Multimodal Metadata Assignment for Cultural Heritage Artifacts
Luis Rei, Dunja Mladenić, Mareike Dorozynski, Franz Rottensteiner, Thomas Schleider, Raphaël Troncy, Jorge Sebastián Lozano, Mar Gaitán Salvatella
TL;DR
This work tackles the challenge of incomplete and heterogeneous cultural heritage metadata by proposing a multimodal metadata assignment framework that fuses image, text, and tabular data via late fusion. It introduces a ResNet-152-based image classifier, a multilingual XLM-R text classifier, and a Gradient Boosted Decision Tree (GBDT) tabular classifier, all trained multitask with imbalance-aware losses, and integrates predictions into a SILKNOW knowledge graph. A novel silk-fabric dataset aggregated from 12 sources demonstrates multilingual labeling, label grouping, and KG-driven data preparation, enabling robust evaluation across modalities.

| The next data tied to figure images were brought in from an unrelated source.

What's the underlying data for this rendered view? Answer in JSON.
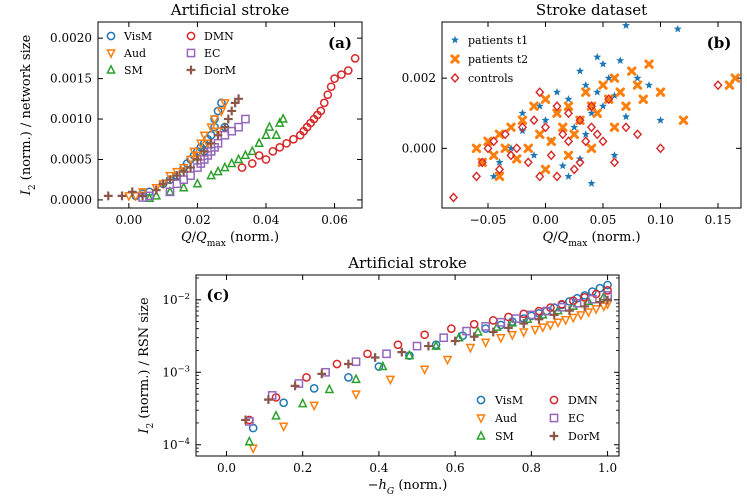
{
  "chart_data": [
    {
      "panel": "a",
      "type": "scatter",
      "title": "Artificial stroke",
      "panel_label": "(a)",
      "xlabel": "Q/Q_max (norm.)",
      "ylabel": "I_2 (norm.) / network size",
      "xlim": [
        -0.009,
        0.068
      ],
      "ylim": [
        -0.0001,
        0.0022
      ],
      "xticks": [
        "0.00",
        "0.02",
        "0.04",
        "0.06"
      ],
      "yticks": [
        "0.0000",
        "0.0005",
        "0.0010",
        "0.0015",
        "0.0020"
      ],
      "legend_loc": "upper-left",
      "series": [
        {
          "name": "VisM",
          "marker": "circle",
          "color": "#1f77b4",
          "x": [
            0.002,
            0.004,
            0.006,
            0.01,
            0.012,
            0.014,
            0.016,
            0.017,
            0.018,
            0.019,
            0.02,
            0.021,
            0.022,
            0.022,
            0.023,
            0.024,
            0.025,
            0.025,
            0.026,
            0.027,
            0.028
          ],
          "y": [
            5e-05,
            8e-05,
            0.0001,
            0.0002,
            0.00025,
            0.0003,
            0.0004,
            0.00045,
            0.0005,
            0.00055,
            0.0006,
            0.00065,
            0.0006,
            0.0007,
            0.00075,
            0.0008,
            0.0009,
            0.001,
            0.0011,
            0.0012,
            0.0009
          ]
        },
        {
          "name": "Aud",
          "marker": "triangle-down",
          "color": "#ff7f0e",
          "x": [
            0.0,
            0.002,
            0.004,
            0.008,
            0.01,
            0.012,
            0.014,
            0.016,
            0.018,
            0.019,
            0.02,
            0.021,
            0.022,
            0.023,
            0.024,
            0.025,
            0.026,
            0.027,
            0.028
          ],
          "y": [
            5e-05,
            5e-05,
            0.0001,
            0.00015,
            0.0002,
            0.0003,
            0.00035,
            0.0004,
            0.0005,
            0.0006,
            0.00055,
            0.0007,
            0.0008,
            0.0007,
            0.0009,
            0.001,
            0.00085,
            0.0011,
            0.0012
          ]
        },
        {
          "name": "SM",
          "marker": "triangle-up",
          "color": "#2ca02c",
          "x": [
            0.006,
            0.008,
            0.012,
            0.016,
            0.02,
            0.024,
            0.026,
            0.028,
            0.03,
            0.032,
            0.034,
            0.036,
            0.038,
            0.04,
            0.041,
            0.043,
            0.044,
            0.045
          ],
          "y": [
            2e-05,
            5e-05,
            0.0001,
            0.00015,
            0.0002,
            0.0003,
            0.00035,
            0.0004,
            0.00045,
            0.0005,
            0.00055,
            0.0006,
            0.0007,
            0.0008,
            0.0009,
            0.0008,
            0.00095,
            0.001
          ]
        },
        {
          "name": "DMN",
          "marker": "circle",
          "color": "#d62728",
          "x": [
            0.033,
            0.036,
            0.038,
            0.04,
            0.042,
            0.044,
            0.046,
            0.048,
            0.05,
            0.051,
            0.052,
            0.053,
            0.054,
            0.055,
            0.056,
            0.057,
            0.058,
            0.059,
            0.06,
            0.062,
            0.064,
            0.066
          ],
          "y": [
            0.0004,
            0.00045,
            0.00055,
            0.0005,
            0.0006,
            0.00065,
            0.0007,
            0.00075,
            0.0008,
            0.00085,
            0.0009,
            0.00095,
            0.001,
            0.00105,
            0.0011,
            0.0012,
            0.0013,
            0.0014,
            0.0015,
            0.00155,
            0.0016,
            0.00175
          ]
        },
        {
          "name": "EC",
          "marker": "square",
          "color": "#9467bd",
          "x": [
            0.004,
            0.006,
            0.012,
            0.014,
            0.016,
            0.018,
            0.02,
            0.021,
            0.022,
            0.023,
            0.024,
            0.025,
            0.026,
            0.028,
            0.03,
            0.032,
            0.034
          ],
          "y": [
            3e-05,
            5e-05,
            0.0001,
            0.0002,
            0.00025,
            0.0003,
            0.0004,
            0.00045,
            0.0005,
            0.00055,
            0.0006,
            0.00065,
            0.0007,
            0.0008,
            0.00085,
            0.0009,
            0.001
          ]
        },
        {
          "name": "DorM",
          "marker": "plus",
          "color": "#8c564b",
          "x": [
            -0.006,
            -0.002,
            0.001,
            0.004,
            0.008,
            0.01,
            0.012,
            0.014,
            0.016,
            0.018,
            0.02,
            0.022,
            0.024,
            0.026,
            0.028,
            0.029,
            0.03,
            0.031,
            0.032
          ],
          "y": [
            5e-05,
            5e-05,
            0.0001,
            5e-05,
            0.00012,
            0.0002,
            0.00025,
            0.0003,
            0.00035,
            0.0004,
            0.0005,
            0.0006,
            0.0007,
            0.0008,
            0.0009,
            0.001,
            0.0011,
            0.0012,
            0.00125
          ]
        }
      ]
    },
    {
      "panel": "b",
      "type": "scatter",
      "title": "Stroke dataset",
      "panel_label": "(b)",
      "xlabel": "Q/Q_max (norm.)",
      "ylabel": "",
      "xlim": [
        -0.09,
        0.17
      ],
      "ylim": [
        -0.0017,
        0.0036
      ],
      "xticks": [
        "−0.05",
        "0.00",
        "0.05",
        "0.10",
        "0.15"
      ],
      "yticks": [
        "0.000",
        "0.002"
      ],
      "legend_loc": "upper-left",
      "series": [
        {
          "name": "patients t1",
          "marker": "star",
          "color": "#1f77b4",
          "x": [
            -0.045,
            -0.04,
            -0.03,
            -0.02,
            -0.01,
            -0.005,
            0.0,
            0.005,
            0.01,
            0.015,
            0.02,
            0.025,
            0.03,
            0.035,
            0.04,
            0.045,
            0.05,
            0.055,
            0.06,
            0.065,
            0.07,
            0.08,
            0.09,
            0.1,
            0.115,
            0.02,
            0.03,
            0.04,
            0.05,
            0.06,
            0.01,
            -0.02,
            0.035,
            0.07,
            0.045
          ],
          "y": [
            -0.0008,
            -0.0004,
            0.0,
            0.0005,
            -0.0002,
            0.0012,
            0.0008,
            0.0002,
            0.001,
            -0.0005,
            0.0014,
            0.0006,
            -0.0003,
            0.0018,
            0.001,
            0.0016,
            0.0012,
            0.002,
            0.0015,
            0.0025,
            0.0035,
            0.002,
            0.0018,
            0.0008,
            0.0034,
            -0.0008,
            0.0022,
            -0.001,
            0.0024,
            -0.0002,
            0.0016,
            0.001,
            0.0004,
            0.0009,
            0.0026
          ]
        },
        {
          "name": "patients t2",
          "marker": "cross",
          "color": "#ff7f0e",
          "x": [
            -0.06,
            -0.055,
            -0.05,
            -0.045,
            -0.04,
            -0.035,
            -0.03,
            -0.025,
            -0.02,
            -0.015,
            -0.01,
            -0.005,
            0.0,
            0.005,
            0.01,
            0.015,
            0.02,
            0.025,
            0.03,
            0.035,
            0.04,
            0.045,
            0.05,
            0.055,
            0.06,
            0.065,
            0.07,
            0.075,
            0.08,
            0.085,
            0.09,
            0.1,
            0.12,
            0.16,
            0.165,
            -0.04,
            0.0,
            0.02,
            0.04,
            0.06
          ],
          "y": [
            0.0,
            -0.0004,
            0.0002,
            -0.0002,
            0.0004,
            0.0,
            0.0006,
            -0.0003,
            0.0008,
            0.0,
            0.0012,
            0.0004,
            0.0014,
            0.0002,
            0.001,
            0.0006,
            0.0012,
            0.0004,
            0.0008,
            0.0016,
            0.0012,
            0.001,
            0.0018,
            0.0014,
            0.002,
            0.0016,
            0.0012,
            0.0022,
            0.0018,
            0.0014,
            0.0024,
            0.0016,
            0.0008,
            0.0018,
            0.002,
            -0.0008,
            -0.0006,
            -0.0002,
            0.0,
            0.0006
          ]
        },
        {
          "name": "controls",
          "marker": "diamond",
          "color": "#d62728",
          "x": [
            -0.08,
            -0.06,
            -0.055,
            -0.05,
            -0.045,
            -0.04,
            -0.035,
            -0.03,
            -0.025,
            -0.02,
            -0.015,
            -0.01,
            -0.005,
            0.0,
            0.005,
            0.01,
            0.015,
            0.02,
            0.025,
            0.03,
            0.035,
            0.04,
            0.045,
            0.05,
            0.055,
            0.06,
            0.07,
            0.08,
            0.1,
            0.15,
            -0.005,
            0.01,
            0.02,
            0.03,
            0.04
          ],
          "y": [
            -0.0014,
            -0.0008,
            -0.0004,
            0.0,
            0.0002,
            -0.0006,
            0.0004,
            -0.0002,
            0.0,
            0.0006,
            -0.0004,
            0.0008,
            0.0016,
            0.0006,
            -0.0002,
            0.0012,
            0.0004,
            0.001,
            -0.0006,
            0.0008,
            0.0002,
            0.0006,
            0.0004,
            0.0002,
            0.0014,
            -0.0004,
            0.0006,
            0.0004,
            0.0,
            0.0018,
            -0.0008,
            -0.0008,
            0.0002,
            -0.0004,
            0.0012
          ]
        }
      ]
    },
    {
      "panel": "c",
      "type": "scatter",
      "title": "Artificial stroke",
      "panel_label": "(c)",
      "xlabel": "−h_G (norm.)",
      "ylabel": "I_2 (norm.) / RSN size",
      "yscale": "log",
      "xlim": [
        -0.08,
        1.03
      ],
      "ylim": [
        7e-05,
        0.022
      ],
      "xticks": [
        "0.0",
        "0.2",
        "0.4",
        "0.6",
        "0.8",
        "1.0"
      ],
      "yticks": [
        "10^-4",
        "10^-3",
        "10^-2"
      ],
      "legend_loc": "lower-right",
      "series": [
        {
          "name": "VisM",
          "marker": "circle",
          "color": "#1f77b4",
          "x": [
            0.07,
            0.15,
            0.23,
            0.32,
            0.4,
            0.48,
            0.55,
            0.62,
            0.68,
            0.72,
            0.75,
            0.78,
            0.8,
            0.82,
            0.84,
            0.86,
            0.88,
            0.9,
            0.92,
            0.94,
            0.96,
            0.98,
            1.0
          ],
          "y": [
            0.00017,
            0.00038,
            0.0006,
            0.00085,
            0.0012,
            0.0017,
            0.0024,
            0.0032,
            0.004,
            0.0045,
            0.005,
            0.0055,
            0.006,
            0.0065,
            0.007,
            0.0078,
            0.0085,
            0.0095,
            0.0105,
            0.0115,
            0.013,
            0.0145,
            0.016
          ]
        },
        {
          "name": "Aud",
          "marker": "triangle-down",
          "color": "#ff7f0e",
          "x": [
            0.07,
            0.15,
            0.23,
            0.34,
            0.43,
            0.52,
            0.58,
            0.64,
            0.68,
            0.72,
            0.75,
            0.78,
            0.81,
            0.83,
            0.85,
            0.87,
            0.89,
            0.91,
            0.93,
            0.95,
            0.97,
            0.99,
            1.0
          ],
          "y": [
            9e-05,
            0.00018,
            0.00035,
            0.0005,
            0.0008,
            0.0011,
            0.0015,
            0.0022,
            0.0026,
            0.003,
            0.0033,
            0.0036,
            0.0039,
            0.0042,
            0.0045,
            0.0049,
            0.0053,
            0.0057,
            0.0062,
            0.0068,
            0.0075,
            0.0082,
            0.0088
          ]
        },
        {
          "name": "SM",
          "marker": "triangle-up",
          "color": "#2ca02c",
          "x": [
            0.06,
            0.13,
            0.2,
            0.27,
            0.34,
            0.41,
            0.48,
            0.55,
            0.61,
            0.66,
            0.71,
            0.75,
            0.79,
            0.83,
            0.87,
            0.91,
            0.95,
            0.99
          ],
          "y": [
            0.00011,
            0.00025,
            0.00037,
            0.00058,
            0.0008,
            0.0012,
            0.0017,
            0.0023,
            0.003,
            0.0036,
            0.0042,
            0.0048,
            0.0054,
            0.0062,
            0.0071,
            0.0082,
            0.0095,
            0.011
          ]
        },
        {
          "name": "DMN",
          "marker": "circle",
          "color": "#d62728",
          "x": [
            0.06,
            0.13,
            0.21,
            0.29,
            0.37,
            0.45,
            0.52,
            0.59,
            0.65,
            0.7,
            0.74,
            0.78,
            0.82,
            0.85,
            0.88,
            0.91,
            0.94,
            0.97,
            1.0
          ],
          "y": [
            0.00022,
            0.00045,
            0.00085,
            0.0013,
            0.0018,
            0.0024,
            0.0033,
            0.004,
            0.0046,
            0.0052,
            0.0058,
            0.0064,
            0.007,
            0.0078,
            0.0087,
            0.0097,
            0.0108,
            0.012,
            0.0135
          ]
        },
        {
          "name": "EC",
          "marker": "square",
          "color": "#9467bd",
          "x": [
            0.06,
            0.12,
            0.19,
            0.26,
            0.34,
            0.42,
            0.5,
            0.57,
            0.63,
            0.68,
            0.72,
            0.76,
            0.8,
            0.84,
            0.88,
            0.92,
            0.96,
            1.0
          ],
          "y": [
            0.00021,
            0.00048,
            0.0007,
            0.001,
            0.0014,
            0.0018,
            0.0023,
            0.003,
            0.0037,
            0.0043,
            0.0049,
            0.0055,
            0.0062,
            0.007,
            0.0079,
            0.009,
            0.0102,
            0.0115
          ]
        },
        {
          "name": "DorM",
          "marker": "plus",
          "color": "#8c564b",
          "x": [
            0.05,
            0.11,
            0.18,
            0.25,
            0.32,
            0.39,
            0.46,
            0.53,
            0.6,
            0.65,
            0.7,
            0.74,
            0.78,
            0.82,
            0.86,
            0.9,
            0.94,
            0.98,
            1.0
          ],
          "y": [
            0.00022,
            0.00042,
            0.00065,
            0.00095,
            0.0013,
            0.0016,
            0.0019,
            0.0023,
            0.0027,
            0.0031,
            0.0036,
            0.0041,
            0.0047,
            0.0054,
            0.0062,
            0.0071,
            0.0081,
            0.0093,
            0.0099
          ]
        }
      ]
    }
  ]
}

Results show the multimodal approach significantly outperforms single modalities (e.g., ~74.2% vs ~55.6% F1), with text providing the strongest single-modality signal when available and images offering broad coverage; the KG integration supports practical deployment via the ADASilk explorer. The work highlights the practical impact of multimodal metadata inference for CH, and points to future gains from self-supervised learning and refined fusion strategies to handle label noise and imbalance at scale.
Abstract
We develop a multimodal classifier for the cultural heritage domain using a late fusion approach and introduce a novel dataset. The three modalities are Image, Text, and Tabular data. We based the image classifier on a ResNet convolutional neural network architecture and the text classifier on a multilingual transformer architecture (XML-Roberta). Both are trained as multitask classifiers and use the focal loss to handle class imbalance. Tabular data and late fusion are handled by Gradient Tree Boosting. We also show how we leveraged specific data models and taxonomy in a Knowledge Graph to create the dataset and to store classification results. All individual classifiers accurately predict missing properties in the digitized silk artifacts, with the multimodal approach providing the best results.